Steve King’s exhibition, Corrugated Space at the CBU Gallery in Riverside, CA, is a simple, minimal installation, with large prints attached to a piece of wood, and floating a few inches off the wall, creating the sense that the images, and the subjects they depict, are part of a surreal landscape in an alien environment. At the entrance to the gallery is the artist’s statement, that in part read: “These seemingly alien picnic table/ sun shelters/ architectural structures sit between parking areas and the dunes at White Sands National Monument in New Mexico.
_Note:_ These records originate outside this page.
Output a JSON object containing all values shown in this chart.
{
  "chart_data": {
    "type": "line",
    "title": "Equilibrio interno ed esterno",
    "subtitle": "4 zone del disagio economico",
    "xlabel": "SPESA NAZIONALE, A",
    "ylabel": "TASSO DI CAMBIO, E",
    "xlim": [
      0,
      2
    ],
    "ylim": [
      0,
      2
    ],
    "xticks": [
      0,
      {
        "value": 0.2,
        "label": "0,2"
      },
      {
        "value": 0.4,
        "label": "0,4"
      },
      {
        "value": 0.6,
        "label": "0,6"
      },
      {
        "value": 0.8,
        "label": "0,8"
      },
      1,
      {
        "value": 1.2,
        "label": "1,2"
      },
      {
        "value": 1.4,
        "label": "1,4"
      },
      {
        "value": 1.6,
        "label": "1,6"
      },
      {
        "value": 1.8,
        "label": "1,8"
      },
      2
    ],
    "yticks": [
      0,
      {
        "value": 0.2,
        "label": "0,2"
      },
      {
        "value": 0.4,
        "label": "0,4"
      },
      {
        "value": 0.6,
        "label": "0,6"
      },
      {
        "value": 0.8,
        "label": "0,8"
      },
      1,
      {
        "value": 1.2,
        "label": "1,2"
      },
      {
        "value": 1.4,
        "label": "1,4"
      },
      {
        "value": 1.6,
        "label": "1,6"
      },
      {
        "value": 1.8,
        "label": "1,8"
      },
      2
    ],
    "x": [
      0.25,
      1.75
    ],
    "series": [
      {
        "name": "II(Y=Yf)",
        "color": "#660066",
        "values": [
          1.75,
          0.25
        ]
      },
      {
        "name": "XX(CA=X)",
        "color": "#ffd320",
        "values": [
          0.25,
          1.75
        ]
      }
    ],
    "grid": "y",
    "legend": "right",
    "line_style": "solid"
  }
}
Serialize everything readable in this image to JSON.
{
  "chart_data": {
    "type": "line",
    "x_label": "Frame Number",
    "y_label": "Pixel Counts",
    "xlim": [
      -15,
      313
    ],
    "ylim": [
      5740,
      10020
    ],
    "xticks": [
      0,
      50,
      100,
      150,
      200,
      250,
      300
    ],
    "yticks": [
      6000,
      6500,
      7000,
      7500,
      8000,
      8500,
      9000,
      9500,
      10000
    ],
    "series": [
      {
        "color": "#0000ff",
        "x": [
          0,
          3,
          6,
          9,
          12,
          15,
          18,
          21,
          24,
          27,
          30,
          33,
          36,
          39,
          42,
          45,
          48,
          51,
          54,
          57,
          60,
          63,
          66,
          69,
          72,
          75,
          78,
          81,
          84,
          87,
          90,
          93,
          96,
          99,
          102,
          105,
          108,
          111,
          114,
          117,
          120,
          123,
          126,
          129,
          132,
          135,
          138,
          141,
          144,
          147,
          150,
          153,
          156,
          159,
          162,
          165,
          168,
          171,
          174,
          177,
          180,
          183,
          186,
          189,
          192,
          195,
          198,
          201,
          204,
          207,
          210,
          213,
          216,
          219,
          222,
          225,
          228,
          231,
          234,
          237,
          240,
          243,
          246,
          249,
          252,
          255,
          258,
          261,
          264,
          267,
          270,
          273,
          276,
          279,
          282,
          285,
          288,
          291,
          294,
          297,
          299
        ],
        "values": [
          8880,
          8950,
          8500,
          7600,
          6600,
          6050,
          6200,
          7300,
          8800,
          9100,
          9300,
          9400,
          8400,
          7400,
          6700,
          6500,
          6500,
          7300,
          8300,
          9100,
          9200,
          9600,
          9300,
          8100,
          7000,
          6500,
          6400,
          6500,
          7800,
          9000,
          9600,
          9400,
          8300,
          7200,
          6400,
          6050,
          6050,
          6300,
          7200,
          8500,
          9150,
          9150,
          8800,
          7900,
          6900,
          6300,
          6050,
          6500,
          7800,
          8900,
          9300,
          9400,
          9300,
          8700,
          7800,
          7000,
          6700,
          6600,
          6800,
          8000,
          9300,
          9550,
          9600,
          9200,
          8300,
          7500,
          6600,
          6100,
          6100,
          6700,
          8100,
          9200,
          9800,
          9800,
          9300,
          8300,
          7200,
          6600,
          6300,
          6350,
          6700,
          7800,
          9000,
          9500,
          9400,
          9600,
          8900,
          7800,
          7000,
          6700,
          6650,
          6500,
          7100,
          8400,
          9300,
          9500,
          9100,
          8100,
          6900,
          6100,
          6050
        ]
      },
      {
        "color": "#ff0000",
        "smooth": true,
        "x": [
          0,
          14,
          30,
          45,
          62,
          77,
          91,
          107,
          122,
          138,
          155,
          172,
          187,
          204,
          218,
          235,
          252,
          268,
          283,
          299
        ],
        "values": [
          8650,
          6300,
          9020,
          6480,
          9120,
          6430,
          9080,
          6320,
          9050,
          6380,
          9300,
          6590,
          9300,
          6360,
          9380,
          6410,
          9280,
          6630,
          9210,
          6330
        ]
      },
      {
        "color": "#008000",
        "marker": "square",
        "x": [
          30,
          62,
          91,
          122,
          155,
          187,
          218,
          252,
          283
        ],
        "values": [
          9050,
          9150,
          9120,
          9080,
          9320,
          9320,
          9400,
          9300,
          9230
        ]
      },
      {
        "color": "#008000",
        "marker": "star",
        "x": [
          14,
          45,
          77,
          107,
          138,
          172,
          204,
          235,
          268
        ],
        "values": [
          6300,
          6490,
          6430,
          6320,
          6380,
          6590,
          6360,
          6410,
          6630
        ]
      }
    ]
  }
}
They are situated both inside the White Sands Missile Test Range, just outside the town of Alamogordo, and not far from the Trinity site, where the first atomic bomb exploded…”. There is a stark simplicity to both the beautiful inkjet photographs and the installation that suggest the place and things photographed.
In one of the images we see the picnic tables, one lined up behind another with a sharp dark shadow circulating the area in front. It’s perfectly framed. The lines in the corrugated structure encourage your eyes to explore every groove captured from the roof shading the table. You are easily lost in how the lines curve and bring your focus all the way to the background. That brilliant white sand in the background reminds me of some beach where people should be drinking Mai Tais, but instead, I am brought back to reality to deal with the desolation of what it is to be standing in the middle of nowhere, lost in the desert.
Steve King’s exhibit left me contemplating the notion of how we find tranquility and a sense of complete bliss where there should be none, and how architecture can look so majestic when it sits in the middle of where such a destructive event occurred. His work not only brings a historical connection to the outside world, but it also very eloquently manipulates how we the viewer observe the architectural imagery before us.
Steve King’s: Corrugated Space Architecture of the Unbuilt World exhibition is in the CBU Gallery until November 21, 2015.